What is in this article?:
Utilities also are finding these new Internet protocol (IP)-based networks can do more than just enable the smart grid.
In and Above the Cloud
Silver Spring Networks takes a different approach, offering utilities several information services in the cloud. The cloud is where the vendor has installed a communications network, running multiple applications — and runs it on behalf of its customers. “We capture a lot of data,” says Michelle Rae McLean, the company's director of product marketing. As McLean explains it, Silver Spring's customers can subscribe to various channels of its SilverLink service, which she likens to cable TV, to get network performance reports and alerts that affect any of the smart grid applications running on the network, including AMI, DA and DSM or load management.”

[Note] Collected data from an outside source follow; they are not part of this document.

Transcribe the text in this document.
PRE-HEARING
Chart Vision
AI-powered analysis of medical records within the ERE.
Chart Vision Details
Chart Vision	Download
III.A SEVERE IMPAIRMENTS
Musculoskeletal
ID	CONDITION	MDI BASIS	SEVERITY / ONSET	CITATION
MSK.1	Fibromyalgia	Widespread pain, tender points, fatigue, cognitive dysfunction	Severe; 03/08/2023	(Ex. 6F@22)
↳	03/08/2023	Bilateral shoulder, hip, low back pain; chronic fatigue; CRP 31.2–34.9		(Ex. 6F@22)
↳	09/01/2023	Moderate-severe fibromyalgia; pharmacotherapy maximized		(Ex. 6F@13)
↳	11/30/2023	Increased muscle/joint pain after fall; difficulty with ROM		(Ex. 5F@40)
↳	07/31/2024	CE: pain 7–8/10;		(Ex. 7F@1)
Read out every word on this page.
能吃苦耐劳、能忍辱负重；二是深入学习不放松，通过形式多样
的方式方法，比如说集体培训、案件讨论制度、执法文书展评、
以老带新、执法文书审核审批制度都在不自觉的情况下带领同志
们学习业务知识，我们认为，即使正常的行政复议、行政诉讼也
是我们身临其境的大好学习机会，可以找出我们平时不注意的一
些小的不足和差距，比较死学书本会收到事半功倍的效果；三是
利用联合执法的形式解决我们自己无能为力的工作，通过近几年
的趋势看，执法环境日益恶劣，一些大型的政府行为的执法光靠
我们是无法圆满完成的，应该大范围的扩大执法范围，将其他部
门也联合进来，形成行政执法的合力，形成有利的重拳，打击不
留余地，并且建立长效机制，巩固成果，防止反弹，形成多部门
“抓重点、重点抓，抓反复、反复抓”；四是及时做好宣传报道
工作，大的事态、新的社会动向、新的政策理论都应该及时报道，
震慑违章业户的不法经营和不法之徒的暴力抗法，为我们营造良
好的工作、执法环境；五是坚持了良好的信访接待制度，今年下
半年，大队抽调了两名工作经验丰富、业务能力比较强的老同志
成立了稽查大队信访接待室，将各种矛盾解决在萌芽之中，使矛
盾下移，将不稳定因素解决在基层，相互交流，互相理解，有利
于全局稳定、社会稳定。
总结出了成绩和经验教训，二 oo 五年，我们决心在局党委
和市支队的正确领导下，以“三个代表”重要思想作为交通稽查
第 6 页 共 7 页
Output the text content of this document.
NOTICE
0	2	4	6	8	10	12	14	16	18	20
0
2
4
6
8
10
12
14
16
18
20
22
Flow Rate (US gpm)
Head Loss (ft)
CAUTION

Utilities needing all-weather communications may also look above the cloud for help. Inmarsat, a global satellite communications provider, has developed a 15-sq-inch satellite dish that can be used on top of utility poles for AMI and on top of utility trucks to keep communications flowing, no matter the weather and irrespective of the traffic on cellular systems.
“These are very small and easy to install,” said Chuck Moseley, Inmarsat's director of M2M energy sales. Further, he said, people can be trained to operate them in about an hour, and with the ability to transfer data at 492 kb/sec and to provide WiFi from each truck, “satellite is entering the conversation.”